In ‘Assassins,’ teenage performers take aim at political correctness

July 3, 2012

By Warren Kagarise

Jake Nicholson portrays the Balladeer (left) and Patrick Ostrander portrays assassin John Wilkes Booth in KIDSTAGE’s ‘Assassins.’ By Jean Johnson/Village Theatre

Some names live on in eternal infamy. John Wilkes Booth and Lee Harvey Oswald come to mind.

Others ended up relegated in history textbooks. Charles Guiteau and Leon Czolgosz faded into the footnotes.

Lynette “Squeaky” Fromme and Sara Jane Moore turned into comedians’ punch lines after botched assassination attempts.

The assassins — and wannabe assassins — of presidents occupy a strange place in U.S. history. The cadre is reviled and, in some cases, forgotten.

Not in “Assassins” — a Stephen Sondheim musical about the strange group. The show opens at Village Theatre’s First Stage Theatre on July 13.

The dark musical is the latest offering from KIDSTAGE, the long-running youth education program at Village Theatre.

The show is designed, directed and performed by high school and college-age students. Though professional mentors offer guidance, “Assassins” is managed from opening number to curtain call by student-actors in the program.

Director Katharine McClain, 20, said “Assassins” adds depth to figures remembered each for a lone, history-altering act.

“Coming into ‘Assassins,’ I didn’t want it ever to be about a bunch of people holding guns and shooting people,” she said.

Still, the subject makes for some strange moments onstage.

“Assassins” reaches a crescendo in a surreal sequence as the other assassins convince Oswald to murder President John F. Kennedy in order to secure a place in history.

The revue-style musical earned a cartful of Tony Awards, including Best Revival of a Musical, for a 2004 Broadway run starring Neil Patrick Harris as Oswald.

If you go


  • Village Theatre — First Stage Theatre
  • 120 Front St. N.
  • July 13-22
  • Showtimes vary
  • $16 to $18
  • 392-2202 or

The musical treats the titular characters as historical figures and not just as villains. The targeted presidents in “Assassins” appear behind masks to keep the focus on the assassins.

“It’s interesting to see how you can exaggerate but be careful not to be too politically incorrect at the same time,” said Tucker Goodman, 18, “Assassins” production manager and assistant director, and a recent Liberty High School graduate.

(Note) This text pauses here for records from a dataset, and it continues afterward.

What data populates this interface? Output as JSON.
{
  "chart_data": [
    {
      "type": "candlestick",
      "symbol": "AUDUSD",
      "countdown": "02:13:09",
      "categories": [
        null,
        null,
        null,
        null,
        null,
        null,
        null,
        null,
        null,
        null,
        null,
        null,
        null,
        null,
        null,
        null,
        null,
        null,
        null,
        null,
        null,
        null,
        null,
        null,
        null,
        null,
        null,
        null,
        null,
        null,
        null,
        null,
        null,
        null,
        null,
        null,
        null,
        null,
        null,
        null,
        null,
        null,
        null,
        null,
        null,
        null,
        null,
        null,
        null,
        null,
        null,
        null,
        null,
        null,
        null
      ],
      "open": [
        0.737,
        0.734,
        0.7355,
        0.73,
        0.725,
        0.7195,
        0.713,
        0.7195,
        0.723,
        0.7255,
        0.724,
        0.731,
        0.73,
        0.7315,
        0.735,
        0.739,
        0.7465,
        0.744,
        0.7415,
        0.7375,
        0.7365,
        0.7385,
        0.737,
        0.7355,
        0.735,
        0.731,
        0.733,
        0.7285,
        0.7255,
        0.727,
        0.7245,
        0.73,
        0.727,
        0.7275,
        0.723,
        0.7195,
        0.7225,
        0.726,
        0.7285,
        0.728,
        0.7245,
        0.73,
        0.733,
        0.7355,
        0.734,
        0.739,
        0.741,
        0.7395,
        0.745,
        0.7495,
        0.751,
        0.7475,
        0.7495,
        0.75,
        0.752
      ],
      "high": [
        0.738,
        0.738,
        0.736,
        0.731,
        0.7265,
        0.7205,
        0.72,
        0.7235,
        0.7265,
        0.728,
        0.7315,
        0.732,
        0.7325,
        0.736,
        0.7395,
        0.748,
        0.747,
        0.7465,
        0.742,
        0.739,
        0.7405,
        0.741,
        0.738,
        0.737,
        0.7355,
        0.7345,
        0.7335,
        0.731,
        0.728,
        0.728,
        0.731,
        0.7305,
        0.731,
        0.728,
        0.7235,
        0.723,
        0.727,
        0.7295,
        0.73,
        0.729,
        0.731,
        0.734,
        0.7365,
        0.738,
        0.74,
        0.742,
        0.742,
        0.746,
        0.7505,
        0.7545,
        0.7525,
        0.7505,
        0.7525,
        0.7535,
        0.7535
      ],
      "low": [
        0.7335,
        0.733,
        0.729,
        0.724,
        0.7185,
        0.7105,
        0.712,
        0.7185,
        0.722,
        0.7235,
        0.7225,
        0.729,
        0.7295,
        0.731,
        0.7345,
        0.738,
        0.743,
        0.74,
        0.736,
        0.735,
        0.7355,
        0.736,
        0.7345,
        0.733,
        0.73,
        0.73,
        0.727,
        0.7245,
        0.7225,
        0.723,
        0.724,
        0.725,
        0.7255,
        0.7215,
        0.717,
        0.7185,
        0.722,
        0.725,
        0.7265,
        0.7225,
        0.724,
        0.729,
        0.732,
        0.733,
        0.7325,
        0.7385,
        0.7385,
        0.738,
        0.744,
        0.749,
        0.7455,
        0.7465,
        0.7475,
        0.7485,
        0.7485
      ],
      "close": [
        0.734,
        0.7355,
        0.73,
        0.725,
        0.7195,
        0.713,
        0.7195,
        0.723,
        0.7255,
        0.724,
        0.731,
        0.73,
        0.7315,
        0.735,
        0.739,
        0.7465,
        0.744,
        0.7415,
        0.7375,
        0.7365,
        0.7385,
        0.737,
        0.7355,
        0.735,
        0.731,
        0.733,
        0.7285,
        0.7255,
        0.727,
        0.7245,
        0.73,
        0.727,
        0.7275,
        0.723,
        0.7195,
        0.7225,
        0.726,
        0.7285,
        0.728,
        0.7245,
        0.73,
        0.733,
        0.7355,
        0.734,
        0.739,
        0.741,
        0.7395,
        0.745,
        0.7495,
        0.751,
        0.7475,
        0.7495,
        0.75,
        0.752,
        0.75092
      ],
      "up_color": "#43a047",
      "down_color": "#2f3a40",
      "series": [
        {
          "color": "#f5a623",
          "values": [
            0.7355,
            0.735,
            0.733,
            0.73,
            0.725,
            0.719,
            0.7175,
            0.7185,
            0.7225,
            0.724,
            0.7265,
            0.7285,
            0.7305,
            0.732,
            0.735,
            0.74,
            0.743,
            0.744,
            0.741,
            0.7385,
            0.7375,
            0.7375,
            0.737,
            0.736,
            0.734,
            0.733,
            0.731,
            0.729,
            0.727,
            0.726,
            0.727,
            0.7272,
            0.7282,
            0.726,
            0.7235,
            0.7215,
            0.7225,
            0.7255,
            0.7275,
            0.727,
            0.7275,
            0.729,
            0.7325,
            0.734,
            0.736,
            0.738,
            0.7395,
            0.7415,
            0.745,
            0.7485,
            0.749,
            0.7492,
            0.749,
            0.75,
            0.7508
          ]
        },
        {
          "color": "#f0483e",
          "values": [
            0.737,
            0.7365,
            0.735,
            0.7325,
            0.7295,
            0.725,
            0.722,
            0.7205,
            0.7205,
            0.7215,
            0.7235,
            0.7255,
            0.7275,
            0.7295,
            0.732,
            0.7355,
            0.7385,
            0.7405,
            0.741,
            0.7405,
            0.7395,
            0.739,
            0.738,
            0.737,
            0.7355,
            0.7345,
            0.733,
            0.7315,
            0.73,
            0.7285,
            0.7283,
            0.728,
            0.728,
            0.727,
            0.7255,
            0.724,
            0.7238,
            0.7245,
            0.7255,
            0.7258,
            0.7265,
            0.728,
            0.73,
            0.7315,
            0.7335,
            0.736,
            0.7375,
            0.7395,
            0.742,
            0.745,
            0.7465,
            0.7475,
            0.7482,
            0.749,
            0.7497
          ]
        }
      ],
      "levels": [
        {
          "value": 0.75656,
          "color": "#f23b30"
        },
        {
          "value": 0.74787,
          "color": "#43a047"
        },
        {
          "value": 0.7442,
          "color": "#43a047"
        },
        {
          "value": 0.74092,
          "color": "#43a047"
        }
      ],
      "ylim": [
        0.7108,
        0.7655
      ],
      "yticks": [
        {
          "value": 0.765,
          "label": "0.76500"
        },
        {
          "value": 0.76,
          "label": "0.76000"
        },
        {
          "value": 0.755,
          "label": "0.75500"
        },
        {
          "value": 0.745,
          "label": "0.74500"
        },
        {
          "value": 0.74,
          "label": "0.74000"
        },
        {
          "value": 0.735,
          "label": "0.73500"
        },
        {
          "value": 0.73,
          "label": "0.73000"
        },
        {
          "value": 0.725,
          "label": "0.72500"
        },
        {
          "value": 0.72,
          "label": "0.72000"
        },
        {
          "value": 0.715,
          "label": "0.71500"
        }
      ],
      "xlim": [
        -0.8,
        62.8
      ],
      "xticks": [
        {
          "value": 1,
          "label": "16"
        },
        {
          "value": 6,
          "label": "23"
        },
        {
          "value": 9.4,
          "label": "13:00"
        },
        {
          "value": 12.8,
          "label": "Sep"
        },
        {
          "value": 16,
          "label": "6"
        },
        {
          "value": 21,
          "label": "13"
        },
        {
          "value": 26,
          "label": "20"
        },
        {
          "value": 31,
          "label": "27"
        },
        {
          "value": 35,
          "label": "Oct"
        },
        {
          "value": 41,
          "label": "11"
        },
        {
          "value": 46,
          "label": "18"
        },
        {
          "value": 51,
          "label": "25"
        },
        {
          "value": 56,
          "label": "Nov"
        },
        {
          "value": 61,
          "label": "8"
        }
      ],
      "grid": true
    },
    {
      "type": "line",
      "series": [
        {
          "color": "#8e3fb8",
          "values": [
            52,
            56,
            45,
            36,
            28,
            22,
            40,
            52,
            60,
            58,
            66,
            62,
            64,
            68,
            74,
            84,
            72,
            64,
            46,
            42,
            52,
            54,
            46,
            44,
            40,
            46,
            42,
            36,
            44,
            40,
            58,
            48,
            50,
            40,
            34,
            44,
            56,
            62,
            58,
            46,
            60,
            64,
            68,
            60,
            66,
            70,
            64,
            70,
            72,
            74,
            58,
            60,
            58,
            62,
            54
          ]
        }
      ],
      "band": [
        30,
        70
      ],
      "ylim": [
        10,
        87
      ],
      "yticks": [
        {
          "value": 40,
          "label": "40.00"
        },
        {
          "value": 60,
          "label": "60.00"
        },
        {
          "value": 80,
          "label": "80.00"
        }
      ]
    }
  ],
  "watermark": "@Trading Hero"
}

Guiteau shot President James Garfield in 1881 at a Washington, D.C., train station. Czolgosz shot President William McKinley in 1901 at the Pan-American Exposition in Buffalo, N.Y.

McClain said “Assassins” offers tantalizing glimpses at other outcomes in history.

“If William McKinley had stayed president, what would have happened to America?” she asked. “Theodore Roosevelt, who is arguably one of the greatest presidents, would have never become a president, because he was such a redneck that nobody wanted to vote for him. He became this huge leader for us.”

The performers studied the tragedies and near-misses to understand the characters in the show. The 20-member cast ranges in age from 12 to 20.

“Our ‘Squeaky’ Fromme is 15, and every single day I forget that she’s not 27,” McClain said.

Village Theatre regular Katie Griffith portrays Fromme in the musical. Fromme, a follower of murderer Charles Manson, attempted to assassinate President Gerald Ford in 1975. Moore attempted to assassinate Ford 17 days later.

The actor in the Guiteau role, Zach Barr, read the assassin’s book to learn about the character.

The timing of “Assassins” — in a presidential election year, mere months before Election Day — is also auspicious. The cast received a crash course in the history of presidential politics.

“That dedication is really just reflective of the entire cast,” McClain said. “There’s a huge amount of research happening every day.”